What we were about to be a part of was very exciting. Steve was driving with one eye on the road and the other on the sky. He was weaving through the crowded roadways as he followed Jerry's directions on the radio. Steve had one hand on the steering wheel, in his other hand was a two-way radio, and he shifted gears with his other hand — wait — how did he do that? Steve was like a driving juggler as his hands were busy doing so many things that were needed to get the vehicle from the field to wherever the balloon would come down.

Jerry kept updating his location to Steve, but we were unable to see any of the landmarks Jerry was calling out. Steve determined that we had passed the location where Incognito was coming down. Jerry then said that he had landed in a vacant lot next to a sound wall across from a new housing development. All the buildings we could see were older structures.

Then Steve saw a sound wall through some trees about a block over from the route we were driving. With a couple of false starts, we found our way up a small slope, gunned the engine to get across a dry creek bed and up the other side where Steve found a gap in the soundwall.

The view before us was that of a basket sitting on the ground with the balloon envelope lying out on the ground downwind from the basket. We were given instructions about how to roll up the balloon envelope. This is where everybody had a job to do. First the envelope was bunched up into a long strip. Then we all applied straps around the balloon every few feet.

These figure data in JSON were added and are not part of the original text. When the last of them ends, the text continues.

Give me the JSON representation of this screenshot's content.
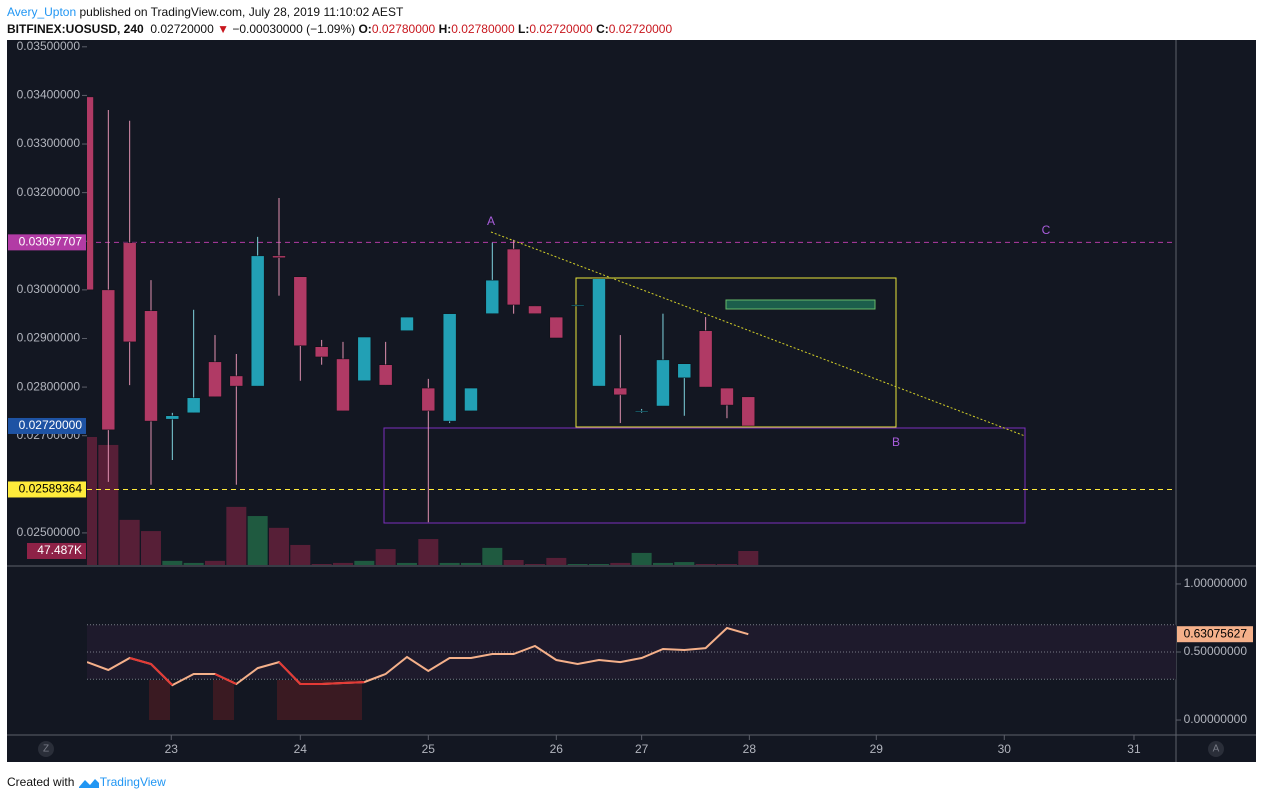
{
  "header": {
    "author": "Avery_Upton",
    "published": "published on TradingView.com, July 28, 2019 11:10:02 AEST",
    "symbol": "BITFINEX:UOSUSD, 240",
    "last": "0.02720000",
    "change": "−0.00030000 (−1.09%)",
    "ohlc": [
      {
        "key": "O:",
        "value": "0.02780000"
      },
      {
        "key": "H:",
        "value": "0.02780000"
      },
      {
        "key": "L:",
        "value": "0.02720000"
      },
      {
        "key": "C:",
        "value": "0.02720000"
      }
    ]
  },
  "footer": {
    "text": "Created with",
    "brand": "TradingView"
  },
  "buttons": [
    "Z",
    "A"
  ],
  "chart_data": [
    {
      "type": "candlestick",
      "up_color": "#22a0b5",
      "down_color": "#b03a65",
      "volume_up_color": "#1f5a40",
      "volume_down_color": "#571f37",
      "xlim": [
        0,
        51.05
      ],
      "xticks": [
        {
          "value": 3.95,
          "label": "23"
        },
        {
          "value": 10,
          "label": "24"
        },
        {
          "value": 16,
          "label": "25"
        },
        {
          "value": 22,
          "label": "26"
        },
        {
          "value": 26,
          "label": "27"
        },
        {
          "value": 31.05,
          "label": "28"
        },
        {
          "value": 37,
          "label": "29"
        },
        {
          "value": 43,
          "label": "30"
        },
        {
          "value": 49.08,
          "label": "31"
        }
      ],
      "ylim": [
        0.02434,
        0.03514
      ],
      "yticks": [
        {
          "value": 0.025,
          "label": "0.02500000"
        },
        {
          "value": 0.027,
          "label": "0.02700000"
        },
        {
          "value": 0.028,
          "label": "0.02800000"
        },
        {
          "value": 0.029,
          "label": "0.02900000"
        },
        {
          "value": 0.03,
          "label": "0.03000000"
        },
        {
          "value": 0.031,
          "label": "0.03100000"
        },
        {
          "value": 0.032,
          "label": "0.03200000"
        },
        {
          "value": 0.033,
          "label": "0.03300000"
        },
        {
          "value": 0.034,
          "label": "0.03400000"
        },
        {
          "value": 0.035,
          "label": "0.03500000"
        }
      ],
      "open": [
        0.03397,
        0.03,
        0.03097,
        0.02957,
        0.02734,
        0.02747,
        0.02852,
        0.02823,
        0.02802,
        0.0307,
        0.03027,
        0.02883,
        0.02858,
        0.02813,
        0.02846,
        0.02916,
        0.02798,
        0.0273,
        0.02751,
        0.02951,
        0.03084,
        0.02967,
        0.02944,
        0.02969,
        0.02802,
        0.02798,
        0.02751,
        0.02761,
        0.02819,
        0.02916,
        0.02798,
        0.0278
      ],
      "high": [
        0.03397,
        0.0337,
        0.03348,
        0.0302,
        0.02747,
        0.02959,
        0.02907,
        0.02868,
        0.03109,
        0.03189,
        0.03027,
        0.02897,
        0.02893,
        0.02903,
        0.02893,
        0.02944,
        0.02817,
        0.02951,
        0.02798,
        0.03097,
        0.03103,
        0.02967,
        0.02944,
        0.02969,
        0.03023,
        0.02907,
        0.02755,
        0.02951,
        0.02848,
        0.02944,
        0.02798,
        0.0278
      ],
      "low": [
        0.03,
        0.02605,
        0.02804,
        0.02599,
        0.0265,
        0.02747,
        0.0278,
        0.02599,
        0.02802,
        0.02988,
        0.02813,
        0.02846,
        0.02751,
        0.02813,
        0.02804,
        0.02916,
        0.02522,
        0.02726,
        0.02751,
        0.02951,
        0.02951,
        0.02951,
        0.02901,
        0.02969,
        0.02802,
        0.02726,
        0.02747,
        0.02761,
        0.02741,
        0.028,
        0.02736,
        0.0272
      ],
      "close": [
        0.03,
        0.02712,
        0.02893,
        0.0273,
        0.02741,
        0.02778,
        0.0278,
        0.02802,
        0.0307,
        0.03066,
        0.02885,
        0.02862,
        0.02751,
        0.02903,
        0.02804,
        0.02944,
        0.02751,
        0.02951,
        0.02798,
        0.0302,
        0.02969,
        0.02951,
        0.02901,
        0.02969,
        0.03023,
        0.02784,
        0.02751,
        0.02856,
        0.02848,
        0.028,
        0.02763,
        0.0272
      ],
      "volume": [
        434000,
        407000,
        153000,
        115000,
        14000,
        7000,
        14000,
        197000,
        166000,
        126000,
        68000,
        3400,
        7000,
        14000,
        54000,
        7000,
        88000,
        7000,
        7000,
        58000,
        17000,
        3400,
        24000,
        3400,
        3400,
        7000,
        41000,
        7000,
        10000,
        3400,
        3400,
        47487
      ],
      "y2lim": [
        0,
        1780000
      ],
      "volume_label": "47.487K",
      "last_price": {
        "value": 0.0272,
        "label": "0.02720000"
      },
      "levels": [
        {
          "value": 0.03097707,
          "color": "#b23ba5"
        },
        {
          "value": 0.02589364,
          "color": "#ffeb3b"
        }
      ],
      "annotations": [
        "A",
        "B",
        "C"
      ]
    },
    {
      "type": "line",
      "ylim": [
        -0.11,
        1.132
      ],
      "yticks": [
        {
          "value": 0,
          "label": "0.00000000"
        },
        {
          "value": 0.5,
          "label": "0.50000000"
        },
        {
          "value": 1,
          "label": "1.00000000"
        }
      ],
      "levels": [
        0.3,
        0.5,
        0.7
      ],
      "series": [
        {
          "color": "#f5b08a",
          "values": [
            0.426,
            0.368,
            0.456,
            0.412,
            0.257,
            0.338,
            0.338,
            0.265,
            0.382,
            0.426,
            0.265,
            0.265,
            0.272,
            0.279,
            0.338,
            0.463,
            0.36,
            0.456,
            0.456,
            0.485,
            0.485,
            0.544,
            0.441,
            0.412,
            0.441,
            0.426,
            0.456,
            0.522,
            0.515,
            0.529,
            0.676,
            0.63075627
          ]
        },
        {
          "color": "#e53935",
          "values": [
            null,
            null,
            0.456,
            0.412,
            0.257,
            null,
            0.338,
            0.265,
            null,
            0.426,
            0.265,
            0.265,
            0.272,
            0.279,
            null,
            null,
            null,
            null,
            null,
            null,
            null,
            null,
            null,
            null,
            null,
            null,
            null,
            null,
            null,
            null,
            null,
            null
          ]
        }
      ]
    }
  ]
}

It takes a lot of people to prepare a balloon for storage

Jerry instructs Kay and Nora what to do when the balloon is packed into the bag

Kay and Nora were given the job of holding the balloon storage bag open as the rest of the crew brought the balloon envelope to the bag. It was as if we were carrying a colorful, fabric snake on our shoulders while coaxing it into a big bag. Once in the bag, the bagged envelope was put up on the pickup truck. Next we had to get the basket in the truck. We did it, but the basket seemed to have gained weight compared to when we took it off the truck in the morning.

This thing seems to have gotten heavier since we unloaded it

Now we all had to find a way for us to get back to the launch field. There were more in our party than when we took up the chase. Steve and Tom chose to ride in the back of the truck with the balloon gear. The return trip was uneventful as Jerry drove to a back entrance to the balloon field that is open only to balloonists and officials.

With the cab full, Steve and Tom ride in the back on the return trip

A pass to serve on a balloon chase crew

I was amazed at the huge scale of the propane-refueling center that we drove by as we entered the fiesta grounds. There were many islands in multiple rows similar to those seen in gas stations. However, the pumps here were dispensing propane rather than the conventional fuels like gasoline or diesel fuel. There is an amazing amount of propane burned at these events. I learned that the fuel is provided at no cost to the balloonists as an incentive to attend the fiesta.

Jerry dropped us off near vendor tents at the far end of the fiesta grounds. We did a little shopping before returning to camp. When we arrived in camp we found out that Tina and Kevin had been given a ride in their friend's balloon. Tina also told us that the big milk-cow shaped balloon came in for a landing over our motorhomes missing them by only inches.

 I would like to thank Jerry Holmes and his staff for giving us the opportunity to have such a great experience. It will be long remembered.